Ms. Lu concludes her article by reminding her readers that “we should bear in mind that citizenship, and the basic rights and freedoms that go with it, really aren’t the kind of thing that a person should have to earn.” A commendable ideal, without a doubt. One shouldn’t have to earn rights that America’s founders, invoking the key commandment of Genesis, declared self-evident. But since when have basic rights and freedoms not been earned at the steep price of its defenders’ lives? Since when has freedom, that most fragile of human blessings, not had to be earned again and again?

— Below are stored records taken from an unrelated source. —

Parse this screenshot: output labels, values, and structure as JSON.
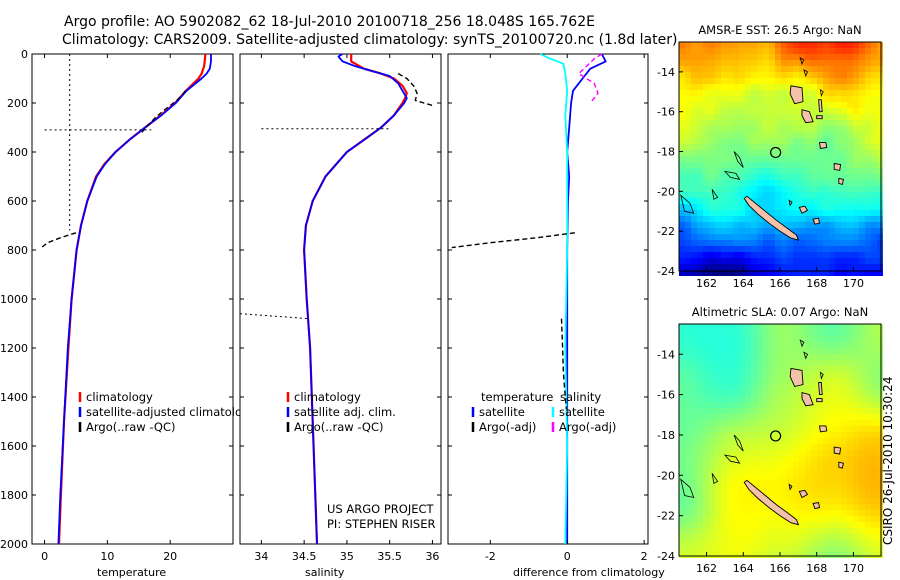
{
  "header": {
    "line1": "Argo profile: AO 5902082_62 18-Jul-2010 20100718_256 18.048S 165.762E",
    "line2": "Climatology: CARS2009. Satellite-adjusted climatology: synTS_20100720.nc (1.8d later)"
  },
  "side_label": "CSIRO 26-Jul-2010 10:30:24",
  "colors": {
    "climatology": "#ff0000",
    "satellite": "#0000ff",
    "argo": "#000000",
    "satellite_diff": "#00ffff",
    "argo_diff": "#ff00ff",
    "land": "#f4c2a8"
  },
  "chart_data": [
    {
      "id": "temperature",
      "type": "line",
      "xlabel": "temperature",
      "ylabel": "",
      "xlim": [
        -2,
        30
      ],
      "ylim": [
        0,
        2000
      ],
      "y_inverted": true,
      "xticks": [
        0,
        10,
        20
      ],
      "xtick_labels": [
        "0",
        "10",
        "20"
      ],
      "yticks": [
        0,
        200,
        400,
        600,
        800,
        1000,
        1200,
        1400,
        1600,
        1800,
        2000
      ],
      "ytick_labels": [
        "0",
        "200",
        "400",
        "600",
        "800",
        "1000",
        "1200",
        "1400",
        "1600",
        "1800",
        "2000"
      ],
      "legend": [
        "climatology",
        "satellite-adjusted climatology",
        "Argo(..raw -QC)"
      ],
      "series": [
        {
          "name": "climatology",
          "color": "#ff0000",
          "width": 2.2,
          "depth": [
            0,
            30,
            50,
            80,
            100,
            150,
            200,
            250,
            300,
            350,
            400,
            450,
            500,
            600,
            700,
            800,
            1000,
            1200,
            1500,
            1800,
            2000
          ],
          "values": [
            25.6,
            25.5,
            25.4,
            25.0,
            24.5,
            22.5,
            20.8,
            18.5,
            16.0,
            13.5,
            11.3,
            9.5,
            8.2,
            6.8,
            5.8,
            5.1,
            4.3,
            3.8,
            3.1,
            2.6,
            2.3
          ]
        },
        {
          "name": "satellite-adjusted climatology",
          "color": "#0000ff",
          "width": 1.8,
          "depth": [
            0,
            30,
            60,
            80,
            100,
            150,
            200,
            250,
            300,
            350,
            400,
            450,
            500,
            600,
            700,
            800,
            1000,
            1200,
            1500,
            1800,
            2000
          ],
          "values": [
            26.5,
            26.5,
            26.3,
            25.8,
            25.0,
            22.6,
            20.9,
            18.6,
            16.0,
            13.5,
            11.3,
            9.6,
            8.3,
            6.8,
            5.8,
            5.1,
            4.3,
            3.7,
            3.1,
            2.5,
            2.2
          ]
        },
        {
          "name": "Argo(..raw -QC)",
          "color": "#000000",
          "width": 1.2,
          "dash": "5,3",
          "depth": [
            150,
            170,
            190,
            210,
            230,
            260,
            290,
            320
          ],
          "values": [
            22.4,
            21.8,
            21.0,
            20.0,
            19.0,
            17.6,
            16.5,
            15.5
          ]
        },
        {
          "name": "Argo(..raw -QC)",
          "color": "#000000",
          "width": 1.4,
          "dash": "5,3",
          "depth": [
            730,
            750,
            770,
            790
          ],
          "values": [
            5.0,
            2.5,
            0.5,
            -0.5
          ]
        },
        {
          "name": "Argo(..raw -QC)",
          "color": "#000000",
          "width": 1.0,
          "dash": "2,3",
          "depth": [
            0,
            720
          ],
          "values": [
            4.0,
            4.0
          ]
        },
        {
          "name": "Argo(..raw -QC)",
          "color": "#000000",
          "width": 1.0,
          "dash": "2,3",
          "depth": [
            310,
            310
          ],
          "values": [
            0,
            17
          ]
        }
      ]
    },
    {
      "id": "salinity",
      "type": "line",
      "xlabel": "salinity",
      "xlim": [
        33.75,
        36.1
      ],
      "ylim": [
        0,
        2000
      ],
      "y_inverted": true,
      "xticks": [
        34,
        34.5,
        35,
        35.5,
        36
      ],
      "xtick_labels": [
        "34",
        "34.5",
        "35",
        "35.5",
        "36"
      ],
      "yticks": [
        0,
        200,
        400,
        600,
        800,
        1000,
        1200,
        1400,
        1600,
        1800,
        2000
      ],
      "legend": [
        "climatology",
        "satellite adj. clim.",
        "Argo(..raw -QC)"
      ],
      "annotation": [
        "US ARGO PROJECT",
        "PI: STEPHEN RISER"
      ],
      "series": [
        {
          "name": "climatology",
          "color": "#ff0000",
          "width": 2.2,
          "depth": [
            0,
            30,
            60,
            80,
            100,
            130,
            160,
            180,
            200,
            250,
            300,
            350,
            400,
            500,
            600,
            700,
            800,
            1000,
            1200,
            1500,
            1800,
            2000
          ],
          "values": [
            35.05,
            35.05,
            35.2,
            35.4,
            35.55,
            35.65,
            35.7,
            35.68,
            35.65,
            35.55,
            35.4,
            35.2,
            35.0,
            34.75,
            34.6,
            34.52,
            34.5,
            34.53,
            34.57,
            34.6,
            34.63,
            34.65
          ]
        },
        {
          "name": "satellite adj. clim.",
          "color": "#0000ff",
          "width": 1.8,
          "depth": [
            0,
            10,
            30,
            50,
            70,
            90,
            120,
            150,
            180,
            200,
            250,
            300,
            350,
            400,
            500,
            600,
            700,
            800,
            1000,
            1200,
            1500,
            1800,
            2000
          ],
          "values": [
            34.95,
            34.9,
            34.95,
            35.1,
            35.3,
            35.5,
            35.6,
            35.65,
            35.7,
            35.67,
            35.55,
            35.4,
            35.2,
            35.0,
            34.75,
            34.6,
            34.52,
            34.5,
            34.53,
            34.57,
            34.6,
            34.63,
            34.65
          ]
        },
        {
          "name": "Argo(..raw -QC)",
          "color": "#000000",
          "width": 1.4,
          "dash": "5,3",
          "depth": [
            80,
            100,
            130,
            160,
            190,
            200,
            205,
            210
          ],
          "values": [
            35.6,
            35.7,
            35.78,
            35.82,
            35.8,
            35.9,
            35.95,
            36.0
          ]
        },
        {
          "name": "Argo(..raw -QC)",
          "color": "#000000",
          "width": 1.0,
          "dash": "2,3",
          "depth": [
            305,
            305
          ],
          "values": [
            34.0,
            35.5
          ]
        },
        {
          "name": "Argo(..raw -QC)",
          "color": "#000000",
          "width": 1.0,
          "dash": "2,3",
          "depth": [
            1060,
            1080
          ],
          "values": [
            33.75,
            34.55
          ]
        }
      ]
    },
    {
      "id": "difference",
      "type": "line",
      "xlabel": "difference from climatology",
      "xlim": [
        -3.1,
        2.1
      ],
      "ylim": [
        0,
        2000
      ],
      "y_inverted": true,
      "xticks": [
        -2,
        0,
        2
      ],
      "xtick_labels": [
        "-2",
        "0",
        "2"
      ],
      "yticks": [
        0,
        200,
        400,
        600,
        800,
        1000,
        1200,
        1400,
        1600,
        1800,
        2000
      ],
      "legend_headers": [
        "temperature",
        "salinity"
      ],
      "legend": [
        "satellite",
        "Argo(-adj)",
        "satellite",
        "Argo(-adj)"
      ],
      "series": [
        {
          "name": "temperature satellite",
          "color": "#0000ff",
          "width": 1.8,
          "depth": [
            0,
            30,
            60,
            100,
            150,
            200,
            300,
            400,
            500,
            600,
            800,
            1000,
            1500,
            2000
          ],
          "values": [
            0.9,
            1.0,
            0.6,
            0.4,
            0.15,
            0.1,
            0.05,
            0.0,
            0.05,
            0.02,
            0.0,
            0.0,
            0.0,
            0.0
          ]
        },
        {
          "name": "salinity satellite",
          "color": "#00ffff",
          "width": 1.8,
          "depth": [
            0,
            15,
            40,
            80,
            150,
            250,
            400,
            600,
            800,
            1200,
            1600,
            2000
          ],
          "values": [
            -0.7,
            -0.5,
            -0.1,
            -0.05,
            0.0,
            -0.05,
            0.0,
            0.0,
            0.0,
            -0.05,
            0.0,
            -0.05
          ]
        },
        {
          "name": "temperature Argo(-adj)",
          "color": "#000000",
          "width": 1.4,
          "dash": "5,3",
          "depth": [
            730,
            750,
            770,
            790
          ],
          "values": [
            0.2,
            -0.8,
            -2.0,
            -3.0
          ]
        },
        {
          "name": "temperature Argo(-adj)",
          "color": "#000000",
          "width": 1.4,
          "dash": "5,3",
          "depth": [
            1080,
            1200,
            1300,
            1400,
            1450
          ],
          "values": [
            -0.15,
            -0.12,
            -0.1,
            -0.05,
            -0.02
          ]
        },
        {
          "name": "salinity Argo(-adj)",
          "color": "#ff00ff",
          "width": 1.4,
          "dash": "5,3",
          "depth": [
            0,
            20,
            50,
            80,
            120,
            160,
            200
          ],
          "values": [
            0.9,
            0.7,
            0.5,
            0.3,
            0.7,
            0.8,
            0.6
          ]
        }
      ]
    },
    {
      "id": "sst_map",
      "type": "heatmap",
      "title": "AMSR-E SST: 26.5 Argo: NaN",
      "xlim": [
        160.5,
        171.5
      ],
      "ylim": [
        -24,
        -12.5
      ],
      "xticks": [
        162,
        164,
        166,
        168,
        170
      ],
      "xtick_labels": [
        "162",
        "164",
        "166",
        "168",
        "170"
      ],
      "yticks": [
        -14,
        -16,
        -18,
        -20,
        -22,
        -24
      ],
      "ytick_labels": [
        "-14",
        "-16",
        "-18",
        "-20",
        "-22",
        "-24"
      ],
      "argo_position": [
        165.762,
        -18.048
      ]
    },
    {
      "id": "sla_map",
      "type": "heatmap",
      "title": "Altimetric SLA: 0.07 Argo: NaN",
      "xlim": [
        160.5,
        171.5
      ],
      "ylim": [
        -24,
        -12.5
      ],
      "xticks": [
        162,
        164,
        166,
        168,
        170
      ],
      "xtick_labels": [
        "162",
        "164",
        "166",
        "168",
        "170"
      ],
      "yticks": [
        -14,
        -16,
        -18,
        -20,
        -22,
        -24
      ],
      "ytick_labels": [
        "-14",
        "-16",
        "-18",
        "-20",
        "-22",
        "-24"
      ],
      "argo_position": [
        165.762,
        -18.048
      ]
    }
  ]
}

Palestinians have yet to be given a chance to enjoy those rights by those who use them as cannon fodder, expropriate their food and medicine, and reduce them to misery. Fellow Muslims on Iran’s payroll have shown them far less empathy than do Jewish medical personnel who save Palestinian lives in Israeli hospitals, and soldiers who seek to keep Palestinian civilian casualties at a minimum while fighting to free innocent Jewish hostages, including women, little children, and grandparents, who are severely maltreated in captivity.

Basic rights and freedoms must never be taken for granted. When lost, recovering them is hardly guaranteed. Americans would do well to remember that, because whether we realize it or not, we too are in the line of fire. Iran’s leadership considers Israel merely the Little Satan; Big Satan is none other than America. The growing alliance of this barbaric Islamist regime with Russia, China, and North Korea, all of which deny their own populations the most basic rights, does not bode well. Israel is currently fighting not only for its own survival but also for ours.